Sophie B. Hawkins has never been one to let people put her in a box. The New York-based artist burst onto the scene with her hit “Damn I Wish I Was Your Lover” in 1992, which became a rallying cry for the LGBTQ community.

Nearly a decade after her last album, Hawkins has been in the studio recording “Free Myself,” slated to come out early next year.

amNewYork spoke with Hawkins about her upcoming residency at The Carlyle and the LGBTQ movement.

 

What are you looking forward to with your residency at the Carlyle?

I’ve wanted to play there since I moved back to New York. And one thing I know is when I do the songs live, the songs are at their best, and I’m at my best. I feel there’s going to be some magic at the Carlyle that I’m gearing toward and opening up for.

 

When you recorded “Damn I Wish I Was Your Lover,” did you have any idea what it would turn into?

I didn’t think people would understand it. And I thought the recording was bad. I don’t even remember there being this LGBTQ community the way there is now. It was just this fringe defiant faction of people.

 

The residency comes right after the Pride March. What are your thoughts on the larger movement for LGBTQ rights?
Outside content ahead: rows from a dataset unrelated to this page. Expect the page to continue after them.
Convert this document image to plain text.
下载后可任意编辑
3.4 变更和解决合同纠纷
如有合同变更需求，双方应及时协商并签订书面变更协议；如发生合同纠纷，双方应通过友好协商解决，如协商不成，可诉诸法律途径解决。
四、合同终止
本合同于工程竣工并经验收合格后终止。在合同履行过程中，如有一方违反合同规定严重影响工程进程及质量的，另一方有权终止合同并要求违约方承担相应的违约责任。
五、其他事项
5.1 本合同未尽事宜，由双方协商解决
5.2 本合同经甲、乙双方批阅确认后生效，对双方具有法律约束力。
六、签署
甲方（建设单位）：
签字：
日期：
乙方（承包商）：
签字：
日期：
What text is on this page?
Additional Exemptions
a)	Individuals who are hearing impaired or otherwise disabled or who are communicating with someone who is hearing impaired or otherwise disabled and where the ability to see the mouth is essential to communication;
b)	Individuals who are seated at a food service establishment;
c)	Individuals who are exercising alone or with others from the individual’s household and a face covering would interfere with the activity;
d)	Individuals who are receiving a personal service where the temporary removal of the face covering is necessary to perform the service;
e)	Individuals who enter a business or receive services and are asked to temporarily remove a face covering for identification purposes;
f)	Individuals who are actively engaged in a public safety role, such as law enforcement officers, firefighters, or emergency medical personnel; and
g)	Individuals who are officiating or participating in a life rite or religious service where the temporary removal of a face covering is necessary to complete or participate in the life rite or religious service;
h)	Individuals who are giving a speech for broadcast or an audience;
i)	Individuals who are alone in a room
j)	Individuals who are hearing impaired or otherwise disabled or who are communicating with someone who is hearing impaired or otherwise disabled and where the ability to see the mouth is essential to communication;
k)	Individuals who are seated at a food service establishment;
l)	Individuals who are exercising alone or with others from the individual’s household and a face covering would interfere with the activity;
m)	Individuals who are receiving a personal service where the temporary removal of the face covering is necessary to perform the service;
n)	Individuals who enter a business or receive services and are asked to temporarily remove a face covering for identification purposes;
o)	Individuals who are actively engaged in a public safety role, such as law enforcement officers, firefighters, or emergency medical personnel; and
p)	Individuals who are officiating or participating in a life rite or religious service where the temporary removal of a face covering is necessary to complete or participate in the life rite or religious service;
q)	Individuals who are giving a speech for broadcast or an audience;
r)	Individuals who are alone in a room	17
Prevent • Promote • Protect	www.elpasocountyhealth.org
I feel really solid in my place for identification diversity. I put the words “omni” and “sexual” together because [Jon Pareles of The New York Times] asked if I was gay, and I knew I was way more than gay. Because someone else’s gender doesn’t make me gay or straight. And I feel very strongly that that’s people’s right.

 

And this echoes through a lot of your music, this theme of self-love and independence. Why is that so important for you to emphasize in the mainstream?

Somehow with my songs, I can cut to the heart of people who seem to want to be inspired to find their own truth. The songs are not political, but I’ve always believed that the personal is political. And the fact that it’s challenging to me is what makes it important. If I knew who I was exactly, I’d probably be done.

 

The concepts of sexuality and gender have come such a long way since you first started, but there’s also been a lot of pushback ...

I don’t believe we’re going to lose ground, the voice around the world is so strong. Look how far we’ve come from Stonewall, and in not that much time. It used to be this emerging hidden thing, when I first started singing about it. But it’s not anymore.